Step 1：Under higher mode working environment, by the optimization to operating voltage, electric current, ensureing Terahertz extension interaction Under the premise of being run with oscillator stabilization, resonance number of gaps in Terahertz extension interaction oscillator is determined；

Step 2：According to the synchronous condition of beam wave interaction, the Terahertz extension interaction oscillator for being operated in higher mode is determined In each resonance gap size；

2. a kind of Terahertz EIO for being operated in higher mode made using method described in claim 1, it is characterised in that：Packet Include resonant cavity and trapezoidal output waveguide；

The resonant cavity includes along the n resonance gap that Z-direction arranges, and each resonance gap is dumbbell along the section in the faces XY and YZ Shape, resonance gap include reentrying part and positioned at the vacuum section for reentrying part both ends, 2n vacuum section and reentry part structure At the vacuum chamber of resonant cavity；

The center of n reentry part is equipped with the electron beam channel of connection；The length direction for defining resonant cavity is Z-direction, resonant cavity Short transverse is Y-direction；

The trapezoidal output waveguide includes coupling aperture, transition and standard waveguide, and the XZ of coupling aperture is less than standard to sectional dimension The XZ of waveguide is directly smoothly connected to sectional dimension, transition by coupling aperture and the two neighboring face of standard waveguide；Coupling aperture It is coupled with the cavity of resonant cavity vacuum chamber.

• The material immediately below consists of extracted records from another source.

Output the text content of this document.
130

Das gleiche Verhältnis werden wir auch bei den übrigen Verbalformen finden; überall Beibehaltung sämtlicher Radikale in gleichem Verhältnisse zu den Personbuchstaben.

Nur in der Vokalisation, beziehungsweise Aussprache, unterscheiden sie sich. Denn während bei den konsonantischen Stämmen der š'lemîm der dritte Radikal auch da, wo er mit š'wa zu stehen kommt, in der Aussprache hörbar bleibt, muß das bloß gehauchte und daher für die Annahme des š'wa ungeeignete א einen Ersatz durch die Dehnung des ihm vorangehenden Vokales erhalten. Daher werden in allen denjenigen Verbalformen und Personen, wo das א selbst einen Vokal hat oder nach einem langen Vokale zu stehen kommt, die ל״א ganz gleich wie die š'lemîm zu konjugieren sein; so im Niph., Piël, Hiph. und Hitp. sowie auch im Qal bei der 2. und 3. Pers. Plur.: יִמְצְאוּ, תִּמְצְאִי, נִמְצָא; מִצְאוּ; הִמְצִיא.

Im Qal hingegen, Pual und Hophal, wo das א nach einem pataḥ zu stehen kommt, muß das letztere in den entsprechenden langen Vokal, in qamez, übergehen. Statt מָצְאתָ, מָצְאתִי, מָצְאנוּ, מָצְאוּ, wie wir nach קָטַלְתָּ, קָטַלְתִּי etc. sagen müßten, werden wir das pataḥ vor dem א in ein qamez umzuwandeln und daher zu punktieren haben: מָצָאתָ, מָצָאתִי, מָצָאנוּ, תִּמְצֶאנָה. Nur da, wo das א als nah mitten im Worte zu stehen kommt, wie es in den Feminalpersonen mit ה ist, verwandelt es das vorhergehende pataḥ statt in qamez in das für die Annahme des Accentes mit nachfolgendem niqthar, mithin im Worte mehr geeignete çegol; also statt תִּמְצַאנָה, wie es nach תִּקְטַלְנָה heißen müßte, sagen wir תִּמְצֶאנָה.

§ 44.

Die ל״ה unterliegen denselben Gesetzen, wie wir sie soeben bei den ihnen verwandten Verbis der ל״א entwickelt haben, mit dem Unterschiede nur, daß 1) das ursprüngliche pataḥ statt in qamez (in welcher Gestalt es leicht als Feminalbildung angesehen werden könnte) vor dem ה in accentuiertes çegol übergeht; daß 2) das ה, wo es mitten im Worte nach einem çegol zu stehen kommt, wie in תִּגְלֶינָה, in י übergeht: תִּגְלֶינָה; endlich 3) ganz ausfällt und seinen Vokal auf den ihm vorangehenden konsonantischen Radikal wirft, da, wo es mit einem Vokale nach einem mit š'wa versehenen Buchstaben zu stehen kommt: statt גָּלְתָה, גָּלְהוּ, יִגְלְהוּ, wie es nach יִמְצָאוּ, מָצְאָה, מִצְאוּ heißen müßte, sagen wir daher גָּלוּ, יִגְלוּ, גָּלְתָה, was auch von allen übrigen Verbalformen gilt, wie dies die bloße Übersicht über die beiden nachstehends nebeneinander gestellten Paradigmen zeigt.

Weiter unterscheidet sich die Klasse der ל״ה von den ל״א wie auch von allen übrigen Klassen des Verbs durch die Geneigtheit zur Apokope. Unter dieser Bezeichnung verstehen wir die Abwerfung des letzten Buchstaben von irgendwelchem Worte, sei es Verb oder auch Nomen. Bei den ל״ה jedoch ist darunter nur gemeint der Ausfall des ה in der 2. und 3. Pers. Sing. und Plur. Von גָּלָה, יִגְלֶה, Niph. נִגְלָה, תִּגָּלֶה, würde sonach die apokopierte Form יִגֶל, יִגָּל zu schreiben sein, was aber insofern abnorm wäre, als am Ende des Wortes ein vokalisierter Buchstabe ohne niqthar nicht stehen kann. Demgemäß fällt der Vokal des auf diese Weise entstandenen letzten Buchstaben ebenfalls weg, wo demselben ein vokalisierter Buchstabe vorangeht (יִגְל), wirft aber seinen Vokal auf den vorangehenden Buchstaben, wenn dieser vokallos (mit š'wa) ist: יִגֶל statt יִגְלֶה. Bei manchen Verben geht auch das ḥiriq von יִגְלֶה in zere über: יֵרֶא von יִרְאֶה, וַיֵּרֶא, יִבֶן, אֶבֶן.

3. the Terahertz EIO according to claim 2 for being operated in higher mode, it is characterised in that：The overall width in resonance gap W1 is 0.8mm, and the width W2 for reentrying part is 0.5mm, and the diameter D1 of electron beam channel is 0.3mm.

4. the Terahertz EIO according to claim 3 for being operated in higher mode, it is characterised in that：N is equal to 24.

5. the Terahertz EIO according to claim 4 for being operated in higher mode, it is characterised in that：Each resonance gap is total Height BH1 is 2.2mm, and the height BH2 for reentrying part is 1.1mm；The cycle length BL1 in resonance gap is 0.2mm, wherein vacuum Partial length BL2 is 0.1mm.

6. the Terahertz EIO according to claim 5 for being operated in higher mode, it is characterised in that：The width OCW of coupling aperture is The width OWW of 0.5mm, standard waveguide are 0.7mm；

The length OCL of coupling aperture is 0.2mm, and the height OCH of coupling aperture is 0.1mm, and the length OWL of standard waveguide is 0.35mm, The height OWH of standard waveguide is 0.4mm, and the height OTH of transition is 1.0mm.

7. a kind of resonant cavity, it is characterised in that：Include along the n resonance gap that Z-direction arranges, each resonance gap is along the faces XY and YZ Section be dumbbell shaped, including reentry part and positioned at the vacuum section for reentrying part both ends, 2n vacuum section and reentry Part constitutes the vacuum chamber of resonant cavity；

The center of n reentry part is equipped with the electron beam channel of connection；The length direction for defining resonant cavity is Z-direction, resonant cavity Short transverse is Y-direction.

8. resonant cavity according to claim 7, it is characterised in that：The overall width W1 in resonance gap is 0.8mm, reentries part Width W2 be 0.5mm, the diameter D1 of electron beam channel is 0.3mm.

9. resonant cavity according to claim 7 or 8, it is characterised in that：N is equal to 24；The total height BH1 in resonance gap is 2.2mm, the height BH2 for reentrying part are 1.1mm；The cycle length BL1 in resonance gap is 0.2mm, the wherein length of vacuum section Degree BL2 is 0.1mm.